Dio Padre: Marisella, me esperaba esta respuesta, pero no es así y lo sabes bien. Jesús tenía que reabrir el Paraíso, tenía que salvar a los hombres y tú sigues su camino; su camino, no lo olvides, es demasiado hermoso. Cuando subas al Paraíso verás la alegría, la felicidad y todo lo que en la tierra no te esperabas y está en el cielo, para todos vosotros. Quereos como Yo os quiero. ¿Pensáis que Yo no os quiero, que me olvido y me desintereso de vosotros? No, no es así: Yo os amo, os quiero y quiero llevaros al Paraíso. Es inútil, Marisella, que continúes diciendo que quieres ir al purgatorio, tu no irás al purgatorio.
(En este punto Dios Padre nos dice cosas muy personales y luego prosigue)
Dio Padre: Deseo una buena noche a todos y rezo por vosotros para que podáis pasar una noche serena, una noche feliz. Pero si esto no sucede, no depende de mí, yo lo intentaré todo para que tengáis una noche feliz. Los dos jóvenes tendrán una noche feliz porque ellos pueden dormir más fácilmente, vosotros dos no. Así pues Yo rezaré por vosotros dos y por los que os aman para que paséis una noche feliz y serena. Cuando Marisella - y esto ha ocurrido varias veces - haga ver que duerme, lo hará por ti, Excelencia, porque tú tienes que descansar.
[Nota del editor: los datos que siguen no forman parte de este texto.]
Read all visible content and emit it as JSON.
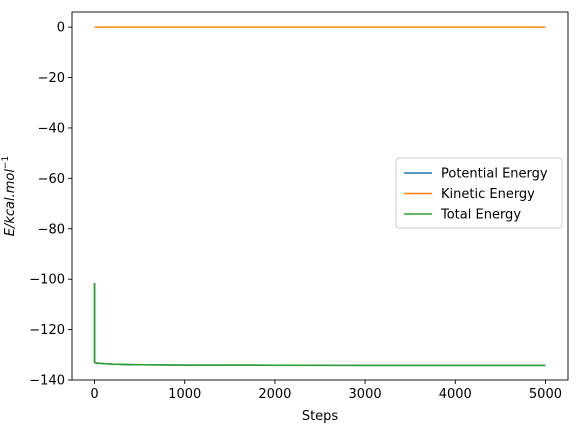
{
  "chart_data": {
    "type": "line",
    "xlabel": "Steps",
    "ylabel": {
      "prefix": "E/kcal.mol",
      "exponent": "−1"
    },
    "xlim": [
      -250,
      5250
    ],
    "ylim": [
      -140,
      6
    ],
    "xticks": [
      0,
      1000,
      2000,
      3000,
      4000,
      5000
    ],
    "xtick_labels": [
      "0",
      "1000",
      "2000",
      "3000",
      "4000",
      "5000"
    ],
    "yticks": [
      0,
      -20,
      -40,
      -60,
      -80,
      -100,
      -120,
      -140
    ],
    "ytick_labels": [
      "0",
      "−20",
      "−40",
      "−60",
      "−80",
      "−100",
      "−120",
      "−140"
    ],
    "grid": false,
    "legend_position": "center-right",
    "series": [
      {
        "name": "Potential Energy",
        "color": "#1f77b4",
        "x": [
          0,
          0,
          10,
          100,
          200,
          400,
          700,
          1000,
          2000,
          3000,
          4000,
          5000
        ],
        "y": [
          -101.5,
          -133.0,
          -133.2,
          -133.5,
          -133.7,
          -133.9,
          -134.0,
          -134.1,
          -134.15,
          -134.2,
          -134.2,
          -134.2
        ]
      },
      {
        "name": "Kinetic Energy",
        "color": "#ff7f0e",
        "x": [
          0,
          1000,
          2000,
          3000,
          4000,
          5000
        ],
        "y": [
          0,
          0,
          0,
          0,
          0,
          0
        ]
      },
      {
        "name": "Total Energy",
        "color": "#2ca02c",
        "x": [
          0,
          0,
          10,
          100,
          200,
          400,
          700,
          1000,
          2000,
          3000,
          4000,
          5000
        ],
        "y": [
          -101.5,
          -133.0,
          -133.2,
          -133.5,
          -133.7,
          -133.9,
          -134.0,
          -134.1,
          -134.15,
          -134.2,
          -134.2,
          -134.2
        ]
      }
    ]
  }
}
Obispo: ¡Esto no lo permitas, Dio mío!
Dio Padre: Tienes que aceptarlo, porque es su trabajo. Junto a mi gran Obispo ordenado por Mí, Yo Dios os bendigo en el nombre del Padre, del Hijo y del Espíritu Santo. Felicidades a todos.
Obispo: ¿Puedo pedirte una cosa?
Dio Padre: Claro.
Obispo: ¿Nos das la absolución, Dios mío, a los cuatro?
Dio Padre: ¿Te sientes en pecado?
Obispo: No, pero el sacramento concede otra gracia.
Dio Padre: Tú eres un espabilado. La otra vez te he dado la absolución porque me has dicho que con quién vas a confesarte, no tengo tiempo de salir, no puedo salir.
Obispo: Es verdad, eso he dicho.
Dio Padre: ¿Y Yo que te he dicho? Te he dicho ven a Mi, Dios Padre. Mira, he venido a ti. Ahora Yo os absuelvo a los cuatro de vuestros pecados en el nombre del Padre, del Hijo y del Espíritu Santo. Amén. Ahora tú, Excelencia, da la bendición a estos hijitos.
(El Obispo bendice.)
Dio Padre: Has sido mejor que Yo, porque has pronunciado bien la fórmula mientras que Yo he dado la absolución sin recitar la fórmula entera.
(Pero Dios no necesita palabras, basta con los hechos)
Dio Padre: Y ahora id a descansar, estad contentos porque habéis recibido la absolución de Dios.
Mirad, he querido leeros este coloquio para animaros un poco.